Was sich gar nicht verkehrt anhört, das entpuppt sich doch leider recht schnell als Monotonie. Denn Sea of Thieves lebt von Grinding-Quests. Die gehen mit der Zeit an die Motivations-Substanz. Sind die ersten Stunden noch ganz unterhaltsam, stellt sich leider recht schnell Ödnis ein. Das liegt auch daran, dass die Mechanik hinter Sea of Thieves sehr einfach gehalten ist. Es fehlt beispielsweise komplett an Fähigkeitspunkten. Bessere Ausrüstung? Gibt es auch nicht zu erbeuten. Schiff aufrüsten? Pustekuchen.

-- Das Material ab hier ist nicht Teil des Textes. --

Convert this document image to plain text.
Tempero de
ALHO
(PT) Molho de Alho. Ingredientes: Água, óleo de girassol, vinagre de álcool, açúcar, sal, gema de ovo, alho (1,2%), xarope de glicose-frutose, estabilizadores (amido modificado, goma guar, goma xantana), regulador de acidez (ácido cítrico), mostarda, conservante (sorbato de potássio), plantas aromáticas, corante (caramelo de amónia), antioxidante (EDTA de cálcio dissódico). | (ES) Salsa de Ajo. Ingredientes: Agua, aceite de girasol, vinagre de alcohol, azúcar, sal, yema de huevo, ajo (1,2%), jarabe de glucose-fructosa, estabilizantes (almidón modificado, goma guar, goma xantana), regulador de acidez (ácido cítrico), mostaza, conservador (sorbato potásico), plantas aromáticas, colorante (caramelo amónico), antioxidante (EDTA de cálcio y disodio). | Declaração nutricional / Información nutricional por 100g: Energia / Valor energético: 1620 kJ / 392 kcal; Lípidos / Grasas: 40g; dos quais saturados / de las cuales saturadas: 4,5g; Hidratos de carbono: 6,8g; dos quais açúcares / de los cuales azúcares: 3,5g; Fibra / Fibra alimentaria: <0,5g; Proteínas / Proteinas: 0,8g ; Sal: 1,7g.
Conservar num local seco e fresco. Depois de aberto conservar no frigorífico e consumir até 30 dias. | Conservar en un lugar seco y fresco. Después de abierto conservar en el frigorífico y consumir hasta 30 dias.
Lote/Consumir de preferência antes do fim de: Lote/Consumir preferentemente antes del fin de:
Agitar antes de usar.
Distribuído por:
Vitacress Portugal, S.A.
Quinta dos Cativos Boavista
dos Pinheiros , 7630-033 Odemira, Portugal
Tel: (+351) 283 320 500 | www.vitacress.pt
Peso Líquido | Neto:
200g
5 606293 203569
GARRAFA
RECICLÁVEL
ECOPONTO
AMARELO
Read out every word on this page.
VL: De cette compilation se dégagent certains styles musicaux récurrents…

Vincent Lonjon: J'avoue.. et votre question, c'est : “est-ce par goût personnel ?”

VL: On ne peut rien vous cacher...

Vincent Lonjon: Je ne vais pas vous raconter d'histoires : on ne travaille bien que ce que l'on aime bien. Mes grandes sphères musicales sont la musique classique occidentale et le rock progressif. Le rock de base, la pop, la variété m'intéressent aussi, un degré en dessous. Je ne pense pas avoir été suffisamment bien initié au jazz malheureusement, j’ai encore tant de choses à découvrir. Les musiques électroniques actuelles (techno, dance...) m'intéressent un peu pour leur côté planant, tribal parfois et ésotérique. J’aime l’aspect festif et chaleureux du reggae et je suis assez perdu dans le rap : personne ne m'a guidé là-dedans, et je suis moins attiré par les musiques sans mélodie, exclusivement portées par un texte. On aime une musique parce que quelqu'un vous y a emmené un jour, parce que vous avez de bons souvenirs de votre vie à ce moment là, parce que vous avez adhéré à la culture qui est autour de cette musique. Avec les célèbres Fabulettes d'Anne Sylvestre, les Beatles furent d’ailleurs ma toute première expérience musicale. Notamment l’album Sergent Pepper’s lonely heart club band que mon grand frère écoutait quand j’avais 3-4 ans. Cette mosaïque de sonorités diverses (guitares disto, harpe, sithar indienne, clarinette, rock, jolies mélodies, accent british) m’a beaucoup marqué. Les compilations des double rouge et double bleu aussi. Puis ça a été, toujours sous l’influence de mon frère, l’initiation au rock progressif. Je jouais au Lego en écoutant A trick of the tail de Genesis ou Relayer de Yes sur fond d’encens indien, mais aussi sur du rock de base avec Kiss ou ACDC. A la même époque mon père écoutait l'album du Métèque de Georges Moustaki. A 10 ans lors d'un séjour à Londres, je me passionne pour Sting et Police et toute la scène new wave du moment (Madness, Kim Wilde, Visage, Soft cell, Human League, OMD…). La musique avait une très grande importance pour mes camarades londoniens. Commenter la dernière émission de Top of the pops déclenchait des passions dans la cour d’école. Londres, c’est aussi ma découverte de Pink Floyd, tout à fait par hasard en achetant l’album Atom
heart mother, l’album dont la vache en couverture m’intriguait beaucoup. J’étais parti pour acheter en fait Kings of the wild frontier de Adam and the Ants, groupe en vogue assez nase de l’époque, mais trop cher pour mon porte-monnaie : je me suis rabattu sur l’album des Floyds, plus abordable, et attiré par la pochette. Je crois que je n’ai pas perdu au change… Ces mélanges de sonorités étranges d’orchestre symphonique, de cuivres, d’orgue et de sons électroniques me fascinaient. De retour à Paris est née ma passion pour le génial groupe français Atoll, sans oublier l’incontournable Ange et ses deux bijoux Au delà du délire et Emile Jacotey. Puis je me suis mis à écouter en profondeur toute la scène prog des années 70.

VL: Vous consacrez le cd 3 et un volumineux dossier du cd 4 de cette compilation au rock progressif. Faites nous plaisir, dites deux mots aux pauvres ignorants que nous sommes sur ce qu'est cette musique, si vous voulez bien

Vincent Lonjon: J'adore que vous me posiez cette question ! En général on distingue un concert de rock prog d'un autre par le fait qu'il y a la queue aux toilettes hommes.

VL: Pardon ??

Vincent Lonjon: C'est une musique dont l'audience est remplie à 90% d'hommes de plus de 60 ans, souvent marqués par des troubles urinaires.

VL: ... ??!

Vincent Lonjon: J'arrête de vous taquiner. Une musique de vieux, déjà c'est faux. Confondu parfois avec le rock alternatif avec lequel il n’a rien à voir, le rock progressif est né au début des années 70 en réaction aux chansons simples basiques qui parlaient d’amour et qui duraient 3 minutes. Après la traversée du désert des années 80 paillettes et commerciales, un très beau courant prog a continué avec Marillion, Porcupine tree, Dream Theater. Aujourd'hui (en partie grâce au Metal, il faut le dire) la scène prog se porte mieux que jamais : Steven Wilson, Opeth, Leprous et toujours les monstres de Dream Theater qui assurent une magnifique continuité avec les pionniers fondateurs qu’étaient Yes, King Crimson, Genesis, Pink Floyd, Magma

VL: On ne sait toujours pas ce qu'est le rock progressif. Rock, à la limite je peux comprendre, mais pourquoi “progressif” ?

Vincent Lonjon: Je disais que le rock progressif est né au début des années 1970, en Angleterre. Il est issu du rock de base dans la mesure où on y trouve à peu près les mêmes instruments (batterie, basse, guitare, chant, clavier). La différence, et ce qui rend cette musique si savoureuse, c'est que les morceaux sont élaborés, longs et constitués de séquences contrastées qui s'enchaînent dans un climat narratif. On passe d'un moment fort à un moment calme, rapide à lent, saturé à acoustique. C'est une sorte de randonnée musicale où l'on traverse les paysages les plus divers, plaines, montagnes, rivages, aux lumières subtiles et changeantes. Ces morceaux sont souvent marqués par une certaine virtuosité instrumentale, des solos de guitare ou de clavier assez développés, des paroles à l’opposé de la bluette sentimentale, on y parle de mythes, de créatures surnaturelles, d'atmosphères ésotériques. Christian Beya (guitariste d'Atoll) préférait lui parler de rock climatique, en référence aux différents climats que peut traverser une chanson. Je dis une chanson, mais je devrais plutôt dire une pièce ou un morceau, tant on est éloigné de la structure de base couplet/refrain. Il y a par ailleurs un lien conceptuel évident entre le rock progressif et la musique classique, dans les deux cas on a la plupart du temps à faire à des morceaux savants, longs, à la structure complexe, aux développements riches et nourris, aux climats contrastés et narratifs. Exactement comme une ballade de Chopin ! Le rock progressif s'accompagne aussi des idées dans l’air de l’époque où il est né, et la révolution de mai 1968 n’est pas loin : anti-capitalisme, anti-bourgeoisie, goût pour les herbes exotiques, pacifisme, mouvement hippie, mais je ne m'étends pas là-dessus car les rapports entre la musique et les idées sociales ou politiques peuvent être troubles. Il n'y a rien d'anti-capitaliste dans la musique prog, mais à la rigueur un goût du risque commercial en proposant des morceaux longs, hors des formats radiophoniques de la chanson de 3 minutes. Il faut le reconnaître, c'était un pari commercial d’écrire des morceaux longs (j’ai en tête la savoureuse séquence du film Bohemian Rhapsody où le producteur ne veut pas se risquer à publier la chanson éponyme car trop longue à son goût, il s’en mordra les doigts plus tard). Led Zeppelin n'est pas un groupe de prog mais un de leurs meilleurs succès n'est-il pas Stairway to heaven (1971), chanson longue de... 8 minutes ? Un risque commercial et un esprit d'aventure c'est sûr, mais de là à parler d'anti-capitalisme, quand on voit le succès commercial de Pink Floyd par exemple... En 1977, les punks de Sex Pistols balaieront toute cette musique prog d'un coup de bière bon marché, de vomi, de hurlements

Sea of Thieves im Test: Multiplayer mit mehr Abwechslung

Etwas abwechslungsreicher stellen sich die PvP-Gefechte dar, denn jedes Schiff auf dem Ozean wird ausschließlich von echten Mitspielern gesteuert. Und die sind einem nahezu nie wohlgesonnen. Hier kommt der Teamplay-Faktor richtig zum Tragen, denn solche Seeschlachten machen nur gemeinsam richtig Spaß. Während einer den Kapitän spielt und den Kurs bestimmt, kümmern sich zwei Mitspieler um die Kanonen an Bord. Und der vierte Mann an Bord? Der kümmert sich darum, die Löcher im Rumpf zu stopfen, damit das Schiff nicht untergeht.

Schade: man kann das Boot der Gegner nicht übernehmen, denn die spawnen nach ihrem Ableben wieder auf dem Schiff. Ist letzteres versenkt, dann wird es im nächsten Hafen direkt „wiederbelebt“. Auch schade: einen echten PvP-Modus gibt es nicht, denn die Begegnungen sind stets rein zufälliger Natur.  Und wirklich problematisch ist, dass einen diese PvP-Gefechte kaum weiter im Rang voranbringen. Das gilt auch für Erkundungstouren in der offenen Spielwelt. Einzig die – recht schnell langweilig werdenden – Mission bringen echten Fortschritt.

Sea of Thieves im Test

© Microsoft

Sea of Thieves im Test: Ein echter Hingucker

Grafisch kann man Sea of Thieves wenig vorwerfen. Der Cel-Shading-Look passt hervorragend, die Spielwelt wirkt stets einladend und gaukelt vor, hier könne man richtig viel entdecken. Ein echtes Highlight ist die raue See. Das Wasser sieht nicht nur grandios aus, es verhält sich auf authentisch. Sobald wir ordentlich Knoten machen, spritzt die Gischt aufs Deck. Stehen wir falsch zu den Wellen, werden wir ordentlich durchgeschüttelt. Das macht Spaß. 

Sea of Thieves im Test: Fazit

Sea of Thieves könnte ein echt unterhaltsames Spiel sein. Wären da nicht nur die ganzen ungenutzten Chancen. Warum gibt es kein Skill-System? Warum können wir die Schiffe nicht aufrüsten? Warum können wir unsere Ausrüstung nicht verbessern? Warum gibt es keinen echten PvP-Bereich? Warum gibt es kein vernünftiges Loot-System? Für ein Spielchen zwischendurch ist Sea of Thieves okay. Für mehr reicht es im bisherigen Stadium allerdings nicht.